Many customer support and e-business executives are scratching their
heads over this question: what’s the best way to integrate online
customer forums into our formal customer support activities?
We love the fact that customers are ready and willing to share their
knowledge and their experiences, to lend helping hands to one another.
But we worry about the fact that their advice may be misleading,
causing more harm than good.
In our formal customer support processes, we’ve designed well-thought-out escalation paths. Customers should be able to navigate or search quickly to the problem or issue they’re having, find the answer and resolve the problem themselves, and diagnose or troubleshoot, if necessary. They should only need to consult our support professionals if the customers can’t resolve their issues on their own. This self-help approach is not only the most cost-effective one; it has also proven to be the most satisfying to the majority of customers.
But customers tell us that they often prefer the insights they get from learning from other customers’ experiences. They find relevant short cuts and tips. They often find another customer who has faced the same issue in the same context. It’s much easier to follow that person’s advice than it is to try to explain your context to someone who may not have experienced the same issue.
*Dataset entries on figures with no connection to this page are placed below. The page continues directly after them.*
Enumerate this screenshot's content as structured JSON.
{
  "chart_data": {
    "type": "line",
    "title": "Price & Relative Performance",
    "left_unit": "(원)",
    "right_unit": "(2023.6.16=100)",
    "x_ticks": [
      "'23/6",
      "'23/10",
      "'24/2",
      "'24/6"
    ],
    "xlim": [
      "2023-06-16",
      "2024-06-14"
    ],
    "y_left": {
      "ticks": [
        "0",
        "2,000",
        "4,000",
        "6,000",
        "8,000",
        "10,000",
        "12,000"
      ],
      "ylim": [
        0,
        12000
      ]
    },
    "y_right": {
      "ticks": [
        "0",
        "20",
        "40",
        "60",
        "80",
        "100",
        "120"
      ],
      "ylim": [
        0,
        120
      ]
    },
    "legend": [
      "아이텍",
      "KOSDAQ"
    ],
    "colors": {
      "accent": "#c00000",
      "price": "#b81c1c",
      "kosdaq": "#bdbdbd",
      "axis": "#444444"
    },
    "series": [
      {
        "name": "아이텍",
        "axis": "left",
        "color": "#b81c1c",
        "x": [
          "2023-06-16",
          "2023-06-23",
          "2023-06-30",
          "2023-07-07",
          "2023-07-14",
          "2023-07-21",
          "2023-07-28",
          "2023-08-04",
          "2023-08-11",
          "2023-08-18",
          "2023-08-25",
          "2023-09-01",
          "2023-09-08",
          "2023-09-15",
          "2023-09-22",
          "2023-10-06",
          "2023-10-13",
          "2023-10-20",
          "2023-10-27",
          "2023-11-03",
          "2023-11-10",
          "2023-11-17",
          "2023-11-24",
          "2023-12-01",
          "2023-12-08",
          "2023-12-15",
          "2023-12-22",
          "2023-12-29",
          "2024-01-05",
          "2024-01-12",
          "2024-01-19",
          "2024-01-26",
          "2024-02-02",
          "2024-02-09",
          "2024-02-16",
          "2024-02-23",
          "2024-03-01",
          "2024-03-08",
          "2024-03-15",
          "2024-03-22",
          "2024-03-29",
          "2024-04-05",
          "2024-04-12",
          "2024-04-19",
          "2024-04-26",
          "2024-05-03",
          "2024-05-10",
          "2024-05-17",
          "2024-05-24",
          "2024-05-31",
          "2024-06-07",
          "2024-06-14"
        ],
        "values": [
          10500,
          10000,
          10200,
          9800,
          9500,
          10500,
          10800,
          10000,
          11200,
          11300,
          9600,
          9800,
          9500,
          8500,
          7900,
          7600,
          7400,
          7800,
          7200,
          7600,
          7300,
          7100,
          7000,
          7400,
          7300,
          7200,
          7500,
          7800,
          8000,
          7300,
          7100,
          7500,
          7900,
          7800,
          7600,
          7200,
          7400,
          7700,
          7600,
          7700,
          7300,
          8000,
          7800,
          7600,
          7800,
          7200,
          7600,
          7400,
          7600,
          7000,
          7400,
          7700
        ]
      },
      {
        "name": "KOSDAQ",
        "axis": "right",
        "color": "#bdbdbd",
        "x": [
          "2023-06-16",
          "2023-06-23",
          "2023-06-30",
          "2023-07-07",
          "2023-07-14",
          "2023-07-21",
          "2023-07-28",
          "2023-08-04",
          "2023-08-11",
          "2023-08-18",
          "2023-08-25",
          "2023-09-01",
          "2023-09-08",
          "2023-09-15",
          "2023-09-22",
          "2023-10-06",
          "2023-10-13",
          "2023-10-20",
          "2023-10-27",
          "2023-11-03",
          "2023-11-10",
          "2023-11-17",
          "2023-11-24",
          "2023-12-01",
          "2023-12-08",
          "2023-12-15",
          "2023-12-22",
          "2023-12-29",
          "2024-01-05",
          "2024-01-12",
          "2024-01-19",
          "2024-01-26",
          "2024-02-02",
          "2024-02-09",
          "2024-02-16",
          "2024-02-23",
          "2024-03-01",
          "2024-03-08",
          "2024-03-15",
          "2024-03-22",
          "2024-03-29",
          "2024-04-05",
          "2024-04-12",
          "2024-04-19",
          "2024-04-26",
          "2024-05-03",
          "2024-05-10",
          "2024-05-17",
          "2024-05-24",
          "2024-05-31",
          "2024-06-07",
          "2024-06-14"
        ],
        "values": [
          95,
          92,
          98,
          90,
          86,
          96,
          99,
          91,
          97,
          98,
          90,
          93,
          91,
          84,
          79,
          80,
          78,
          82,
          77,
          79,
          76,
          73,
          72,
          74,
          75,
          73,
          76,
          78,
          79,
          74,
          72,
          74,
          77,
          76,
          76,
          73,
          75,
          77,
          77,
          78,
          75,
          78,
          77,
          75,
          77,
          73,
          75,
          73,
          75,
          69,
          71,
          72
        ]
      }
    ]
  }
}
The current best practice is to combine the best of both of these worlds. Let customers decide whether to follow your formal self-help escalation path, to see what other customers have done first, or to ask for help from other customers before, or in addition to, asking for assistance from your company’s subject-matter experts.
What we’ve discovered in our customer co-design sessions around customers’ ideal customer support processes—how they’d ideally like to get answers and resolve problems or issues—is that the decision about whether to rely on other customers or on the company’s own experts has nothing to do with whether or not they’ve paid for support. The decision about where to go for help is based on who they trust to give them the right answer in the most convenient way.